New York wants to allow cops access to cell phones after crashes

Look out drivers: A New York assemblyman wants cops to be able to look at your phones to see if you’ve been texting while driving after an accident. Assemblyman Felix Ortiz tells The New York Times his Textalyzer bill would put the fear of, well, the state in the minds of drivers if they get a text whilst behind the wheel.

“We need something on the books where people’s behavior can change,” said Mr. Ortiz, who pushed for the state’s 2001 ban on hand-held devices by drivers. If the Textalyzer bill becomes law, he said, “people are going to be more afraid to put their hands on the cellphone.”

Here’s NYT’s description of what the Textalyzer would do.

It would work like this: An officer arriving at the scene of a crash could ask for the phones of any drivers involved and use the Textalyzer to tap into the operating system to check for recent activity.

The technology could determine whether a driver had used the phone to text, email or do anything else that is forbidden under New York’s hands-free driving laws, which prohibit drivers from holding phones to their ear. Failure to hand over a phone could lead to the suspension of a driver’s license, similar to the consequences for refusing a Breathalyzer.

My first response to this is, “Come back when you have a warrant.” I admit to falling prey to texting whilst driving, even though I know it’s a bad idea. Texting while driving is still a thing, even though plenty of states and municipalities have banned it, so the laws aren’t working because no one can regulate common sense. In fact, it appears texting while driving laws aren’t doing a lick of good. Indiana’s anti-texting law is unenforceable. Georgia and Wisconsin ran into the same thing in 2012. California had to do a massive crackdown in 2013 because they discovered even WITH their outright ban on texting and handheld phones, people were still doing it. So the free market took over. Via USA Today in 2013:

Several Chrysler models, including the Dodge Dart, can turn text to voice or allow drivers to read messages on dashboard screens. Drivers can respond with a few select responses, such as “I’m on my way,” says spokesman Eric Mayne. Some vehicles with higher end radios, including the Jeep Grand Cherokee and Dodge Ram 1500 pickup, can send more “free form cloud-based text messages,” Mayne says.

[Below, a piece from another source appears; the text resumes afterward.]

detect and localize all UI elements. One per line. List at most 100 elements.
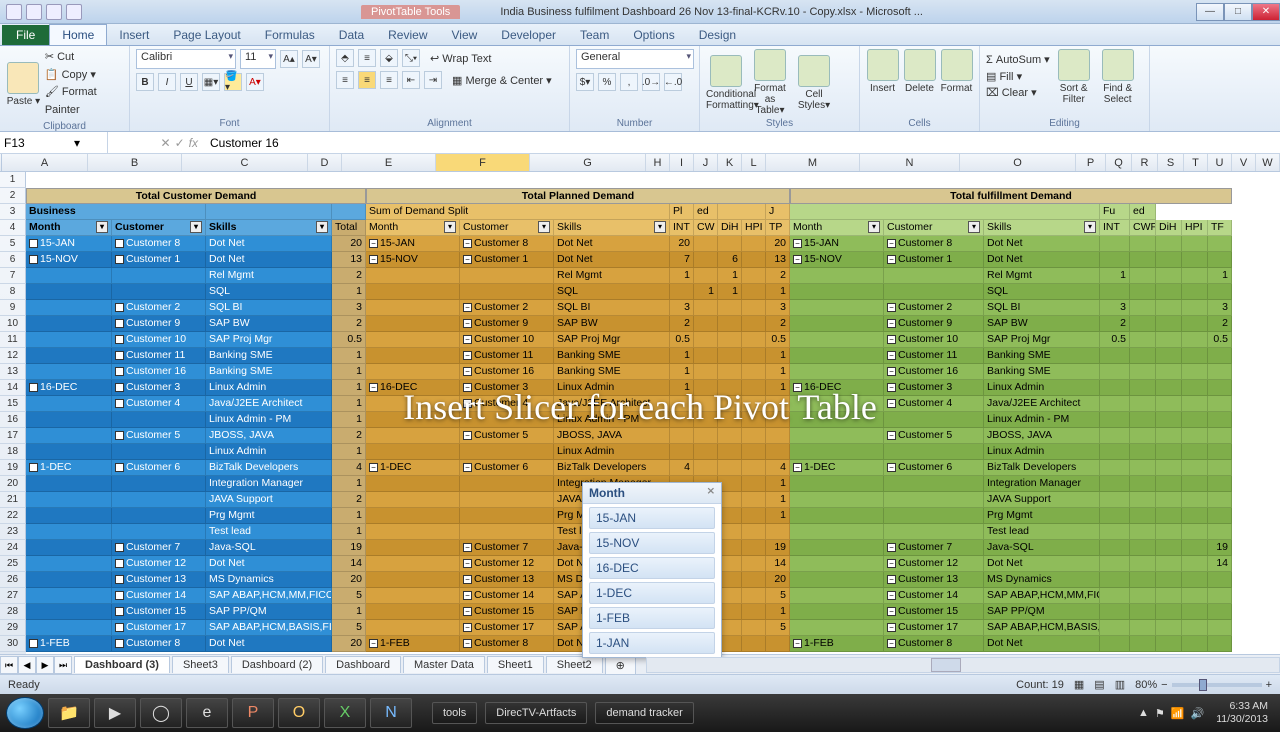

GM announced last month that 2013 Chevrolet Sonic and Spark vehicles with theChevrolet MyLink communications system can translate voice to text and text to voice for drivers with compatible iPhones with iOS 6. The company also plans to add 4G LTE WiFi in some 2015 models but hasn’t announced what commands will be voice-enabled.

This technology took a giant step forward last year, with Volkwagen’s new line of cars.

That’s with Google Android, but Apple has its own version called the CarPlay app. Don’t have a new car with all these bells and whistles? Good news! You can also buy receivers so you don’t have to go look at your phone while driving. It might not work with older model cars, but there are apps available which will silence text alerts. One thing I’d also like to point out is none of these articles mentioned state laws as a reason why car companies were developing this technology. It appears they (shockingly) just did it on their own because they *gasp* want to keep their customers safe and make more money!

The market is already making these changes, so why does the government need to get more involved in this sort of thing? Is it really about public safety or is it about power? If the government decides to do this Textalyzer, what’s to stop companies from deciding, “Fine, this technology is good enough,” instead of innovating and innovating, so we can text and drive without being distracted? It isn’t going to solve everything, obviously, but as the technology develops and companies start working together, there won’t be a need for the government to get its fingers into every pie (even if it “SAVES JUST ONE LIFE” as Ortiz’ ilk likes to scream). It’s not going to 100% solve the texting while driving issue, but as the technology gets better, driving will become more safe. The government doesn’t need to be involved in this at all. Let the free market figure keep figuring out, instead of the “ALL ENCOMPASSING STATE” getting access to my texts, calls, and emails. It’s better this way.